La voz se le quebró, y fue de nuevo Ihona la que recuperó el hilo del relato.

— Cuando nos hubo violado a todas, Octar nos entregó a sus hombres, y aunque después de haber pasado por sus manos cualquier cosa parecía soportable, fueron tantos y de igual modo tan brutales, que prefiero no extenderme en detalles.

— ¿Cómo se comportaba Anuanúa? — quiso saber «Miti Matái»

— No lo sé — fue la sincera respuesta —. No teníamos tiempo de pensar o darnos cuenta de cuanto ocurría a nuestro alrededor, pero lo que resulta evidente es el hecho de que Octar había decidido no tocarla de momento, tal vez por considerarla demasiado niña, o tal vez porque, vista su fragilidad, temía matarla al igual que había matado a Purúa, y la reservaba para más adelante. Además, una noche asaltaron una isla y raptaron a estas tres, y a otra más que también ha muerto, y se dedicaron a divertirse de igual modo con ellas.

— ¡Taaroa sea loado! — exclamó «Vahíne Tipanié».

— Taaroa no existe — replicó Ihona mordiendo las palabras —. Mil veces le llamamos rogando que acudiera en nuestra ayuda, y jamás acudió. Para mí ha muerto.

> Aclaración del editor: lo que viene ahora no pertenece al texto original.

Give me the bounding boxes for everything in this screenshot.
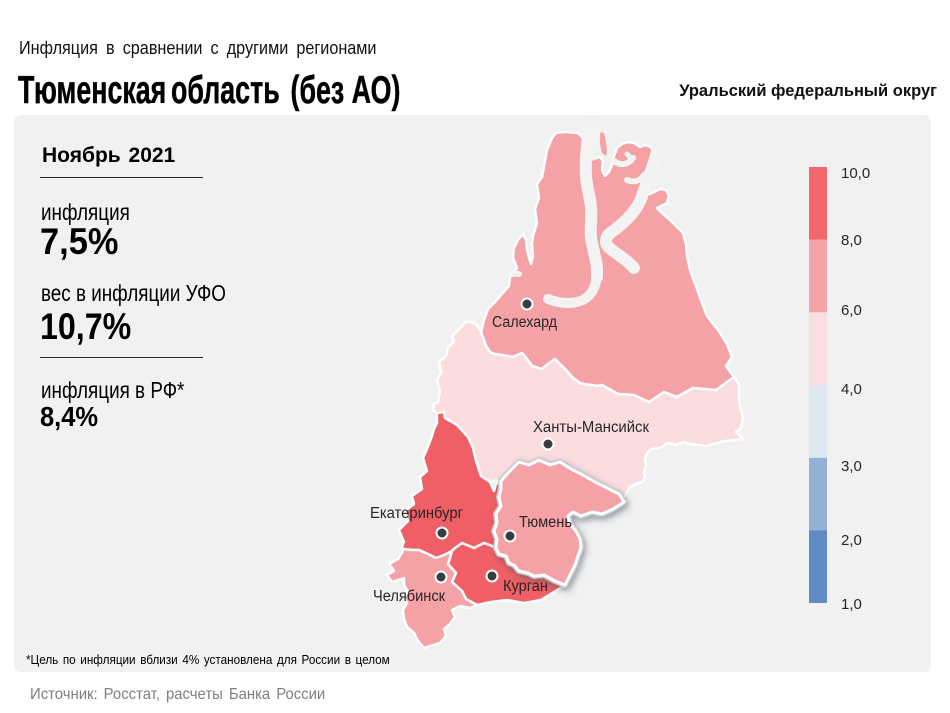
svg-text:Ханты-Мансийск: Ханты-Мансийск <box>533 419 649 436</box>
svg-text:Екатеринбург: Екатеринбург <box>370 505 463 522</box>
svg-text:2,0: 2,0 <box>841 532 862 549</box>
svg-text:10,0: 10,0 <box>841 165 870 182</box>
svg-text:4,0: 4,0 <box>841 381 862 398</box>
svg-text:8,0: 8,0 <box>841 232 862 249</box>
svg-text:Салехард: Салехард <box>492 314 557 331</box>
svg-text:1,0: 1,0 <box>841 596 862 613</box>
svg-text:3,0: 3,0 <box>841 458 862 475</box>
svg-text:Курган: Курган <box>503 578 548 595</box>
svg-text:Челябинск: Челябинск <box>373 588 445 605</box>
svg-text:6,0: 6,0 <box>841 302 862 319</box>
svg-text:Тюмень: Тюмень <box>519 514 572 531</box>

Todos los dioses han muerto para nosotras.

Resultaba sumamente doloroso escuchar semejante afirmación de labios de una criatura que apenas comenzaba a vivir, pero se hacía necesario ponerse en su lugar para captar el auténtico significado de sus palabras, teniendo en cuenta, además, que la tristeza de sus ojos y el amargo rictus de su rostro mostraban, mejor que cualquier discurso, la auténtica naturaleza de sus padecimientos.

Por su parte, la princesa había desaparecido desde el momento mismo en que «Miti Matái» dejó de mantenerla inmóvil contra cubierta, ocultándose en un rincón del tingladillo de proa, de donde no había salido ni para beber agua, como si de improviso hubiera decidido borrarse a sí misma de la faz del planeta.

— Un día — recomenzó otra de las muchachas —, y mientras nos encontrábamos en una pequeña isla deshabitada, a Anuanúa le bajó de improviso su primera menstruación, y Octar pareció captarlo al instante, puesto que comenzó a olfatear como un perro en celo, para agarrarla por un brazo y desaparecer con ella, que ni siquiera hizo la menor intención de rebelarse. — Lanzó un resoplido, como si le costara aceptar la realidad de su relato —. No les vimos durante dos días y dos noches, pero cuando empezábamos a temer que también la hubiera destrozado, hicieron su aparición como dos enamorados, y resultó evidente que a partir de aquel instante Anuanúa había pasado de ser Reina de Bora Bora, a convertirse en Reina de los «Te-Onó».